For some British groups and political tendencies, the argument goes no further than saying: “the EU is run by bosses – so we should leave it”. Syriza’s approach could not be more different in terms of its propensity to grapple with the complexities of the European project. Its election slogan in January – neither yes nor no to EU membership, but ‘no sacrifice for the Euro’ –expresses its willingness to exploit the contradictions of the EU from government, while at least in theory refusing to retreat from its programme.

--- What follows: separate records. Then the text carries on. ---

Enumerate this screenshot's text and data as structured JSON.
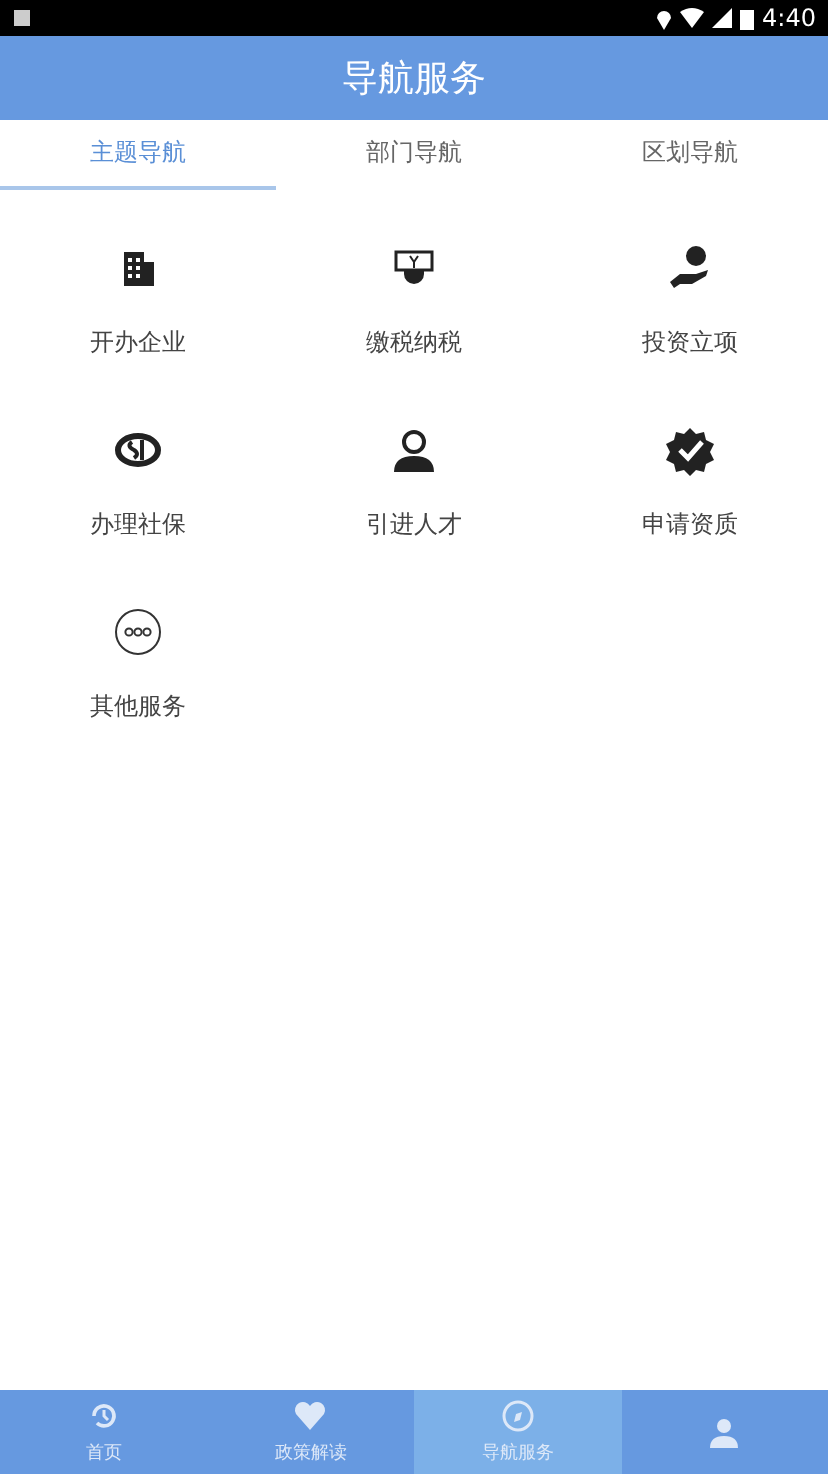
{
  "status_bar": {
    "time": "4:40"
  },
  "header": {
    "title": "导航服务"
  },
  "tabs": [
    {
      "label": "主题导航",
      "selected": true
    },
    {
      "label": "部门导航",
      "selected": false
    },
    {
      "label": "区划导航",
      "selected": false
    }
  ],
  "services": [
    {
      "label": "开办企业",
      "kind": "building"
    },
    {
      "label": "缴税纳税",
      "kind": "tax"
    },
    {
      "label": "投资立项",
      "kind": "invest"
    },
    {
      "label": "办理社保",
      "kind": "si"
    },
    {
      "label": "引进人才",
      "kind": "person"
    },
    {
      "label": "申请资质",
      "kind": "badge"
    },
    {
      "label": "其他服务",
      "kind": "more"
    }
  ],
  "bottom_nav": [
    {
      "label": "首页",
      "kind": "history",
      "selected": false
    },
    {
      "label": "政策解读",
      "kind": "heart",
      "selected": false
    },
    {
      "label": "导航服务",
      "kind": "compass",
      "selected": true
    },
    {
      "kind": "user",
      "selected": false
    }
  ]
}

With an overwhelming majority of the Greek population now mobilised in opposition to a sell-out, and Syriza’s grassroots looking over his shoulder, Tsipras may well be forced to instigate a moment of final rupture with the Eurozone if, as appears likely, the German government remains intransigent. But Syriza will have reached this point of departure by exploring the genuine limits of EU membership. When the left is in power, these limits are real: in line with the political consensus across its member states, the EU imposes all manner of neo-liberal directives on ‘liberalisation’ and ‘competitiveness’.

In order to meaningfully challenge the power of neo-liberalism in Europe we need to build a movement in Britain that is capable of convincing people, as Syriza has done, of an explicitly radical alternative. Building that movement requires hard work, but it also requires intellectual consistency and attention to nuance – and not being drawn like moths to the flame of the next opportunity to cause some great upset.